I sat there listening to their conversation but never said a thing. What could I contribute? After all, my child seemed to have an allergy to sleeping, he never sat still, and I was too miserable to notice anything cute he might have done. I couldn't remember the last time I wore makeup, and it's quite possible I wore the same shirt two days in a row. And they certainly wouldn't care to hear that I spent most days crying because I was so exhausted from following after a child turned energizer bunny.
Not All Together
Many days as a mom, I feel like a loser. I wonder if I missed out on some key information or skill that other moms have. I don't have things all together. My kids seem to always be at each other's throats, as though they are practicing for some sort of ultimate fighting match. I never seem to be on time, and I can't remember the last time I dusted. My life feels more like a whirlwind than the way life is portrayed on the peaceful baby commercials where the mom spends her day snuggling with her giggling child.
I don't like to be a mess. I prefer my life orderly and under control. I want an organized calendar and a to-do list with black lines drawn through everything. I want children who listen the first time and a house where everything's picked up. I want to leave the house early for every appointment. Being weak and helpless is admitting failure.
Motherhood in America is about doing it all, having our cake and eating it too. But no one can do that. We try and pretend that everything is perfect. We cover up our failures with new purchases and fake smiles. But inside our heart breaks, and we wonder if we'll even make it through the day.
Where I Need to Be
But when I turn away from looking at other people's lives and look to Christ, I find that I am just where I need to be. Jesus said he didn't come to save those whose lives are perfect, but those whose lives are a mess. He came for sinners, for those who know things aren't as they should be. These were the people he dined with, healed, and walked among. He met them right where they were, messes and all.
The gospel is all about grace and receiving something we never earned. And only when I come to him helpless and weak am I ready for his grace.
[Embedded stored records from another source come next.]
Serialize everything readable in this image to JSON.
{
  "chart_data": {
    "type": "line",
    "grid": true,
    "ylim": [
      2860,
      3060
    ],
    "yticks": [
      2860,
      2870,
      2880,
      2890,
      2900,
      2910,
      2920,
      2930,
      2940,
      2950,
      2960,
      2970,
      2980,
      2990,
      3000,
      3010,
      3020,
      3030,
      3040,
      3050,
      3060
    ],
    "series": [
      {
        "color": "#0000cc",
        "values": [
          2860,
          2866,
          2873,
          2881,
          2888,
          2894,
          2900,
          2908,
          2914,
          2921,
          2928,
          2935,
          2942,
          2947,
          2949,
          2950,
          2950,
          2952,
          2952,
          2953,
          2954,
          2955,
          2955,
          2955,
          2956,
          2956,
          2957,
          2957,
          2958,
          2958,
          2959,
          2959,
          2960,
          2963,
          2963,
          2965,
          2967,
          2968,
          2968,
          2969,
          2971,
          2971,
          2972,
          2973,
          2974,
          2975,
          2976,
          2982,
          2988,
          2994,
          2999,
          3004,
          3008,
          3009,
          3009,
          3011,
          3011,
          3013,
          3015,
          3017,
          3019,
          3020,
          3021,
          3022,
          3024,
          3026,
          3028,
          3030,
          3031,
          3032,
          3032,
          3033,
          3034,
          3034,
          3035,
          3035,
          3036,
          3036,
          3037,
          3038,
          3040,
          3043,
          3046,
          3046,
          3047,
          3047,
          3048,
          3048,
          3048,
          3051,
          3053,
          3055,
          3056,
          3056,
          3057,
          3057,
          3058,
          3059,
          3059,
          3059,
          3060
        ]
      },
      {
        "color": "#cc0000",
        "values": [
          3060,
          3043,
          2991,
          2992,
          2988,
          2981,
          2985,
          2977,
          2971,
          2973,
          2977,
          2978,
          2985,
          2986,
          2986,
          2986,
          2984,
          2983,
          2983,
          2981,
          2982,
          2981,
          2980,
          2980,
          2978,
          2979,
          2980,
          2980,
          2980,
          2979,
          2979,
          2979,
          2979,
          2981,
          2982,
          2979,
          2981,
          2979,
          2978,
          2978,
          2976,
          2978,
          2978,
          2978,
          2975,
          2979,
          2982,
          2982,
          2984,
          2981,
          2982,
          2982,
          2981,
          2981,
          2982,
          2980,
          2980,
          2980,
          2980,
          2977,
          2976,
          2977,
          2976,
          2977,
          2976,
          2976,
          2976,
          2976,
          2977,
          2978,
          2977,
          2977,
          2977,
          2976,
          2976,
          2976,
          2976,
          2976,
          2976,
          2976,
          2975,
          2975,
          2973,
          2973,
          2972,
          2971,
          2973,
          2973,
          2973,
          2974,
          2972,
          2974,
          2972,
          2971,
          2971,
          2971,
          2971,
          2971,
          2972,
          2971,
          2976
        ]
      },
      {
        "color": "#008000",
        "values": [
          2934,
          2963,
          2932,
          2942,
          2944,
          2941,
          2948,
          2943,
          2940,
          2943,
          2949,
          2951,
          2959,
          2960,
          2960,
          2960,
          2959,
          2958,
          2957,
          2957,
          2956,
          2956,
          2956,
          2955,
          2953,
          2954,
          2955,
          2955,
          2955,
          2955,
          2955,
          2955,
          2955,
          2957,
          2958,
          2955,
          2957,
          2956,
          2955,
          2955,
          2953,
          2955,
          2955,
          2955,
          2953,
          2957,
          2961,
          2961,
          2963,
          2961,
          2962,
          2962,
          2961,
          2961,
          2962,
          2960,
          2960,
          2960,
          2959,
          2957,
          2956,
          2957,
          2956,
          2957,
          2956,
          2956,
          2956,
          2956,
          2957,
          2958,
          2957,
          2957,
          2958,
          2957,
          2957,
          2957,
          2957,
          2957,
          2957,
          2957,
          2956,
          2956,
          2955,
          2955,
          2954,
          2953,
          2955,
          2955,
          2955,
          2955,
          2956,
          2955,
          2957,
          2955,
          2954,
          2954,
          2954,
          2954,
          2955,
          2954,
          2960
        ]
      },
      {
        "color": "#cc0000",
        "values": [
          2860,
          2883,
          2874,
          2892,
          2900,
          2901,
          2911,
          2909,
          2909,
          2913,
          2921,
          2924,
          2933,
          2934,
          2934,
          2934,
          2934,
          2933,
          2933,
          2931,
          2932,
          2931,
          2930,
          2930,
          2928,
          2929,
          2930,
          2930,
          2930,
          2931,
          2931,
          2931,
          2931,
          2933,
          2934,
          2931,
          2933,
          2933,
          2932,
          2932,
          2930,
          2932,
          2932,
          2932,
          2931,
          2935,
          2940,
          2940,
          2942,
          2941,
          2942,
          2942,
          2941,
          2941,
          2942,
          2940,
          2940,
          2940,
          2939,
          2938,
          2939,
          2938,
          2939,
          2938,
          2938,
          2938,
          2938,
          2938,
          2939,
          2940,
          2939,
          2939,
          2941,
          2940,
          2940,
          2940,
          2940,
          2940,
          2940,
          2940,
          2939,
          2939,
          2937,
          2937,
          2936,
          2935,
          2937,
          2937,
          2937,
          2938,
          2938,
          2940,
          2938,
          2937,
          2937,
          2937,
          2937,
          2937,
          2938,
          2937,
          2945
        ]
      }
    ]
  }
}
I have to come to Christ empty and broken before he can fill me. I have to admit that I am sick before I can be healed. I have to stop trying to do things in my own strength before he can be strong for me.
All too quickly, the years have passed since that mommy and me class. I've since given up on perfect. I faced the reality that I don't have it all together. Instead of trying to do it all, I've learned to let God manage my days. Rather than mother in my own strength, I parent through my weakness and on my knees. Each day I come before God, broken and helpless. I give him my messy life as a mother and receive in return the grace of the gospel. I've learned to embrace my weakness and messiness, not because my failures are good but because they open the door to God's grace. And I'd rather wear dirty clothes and have my hair a mess than pretend life is perfect. Because then I get to wear the best fashion—the priceless, perfectly white robes of righteousness belonging to my Savior.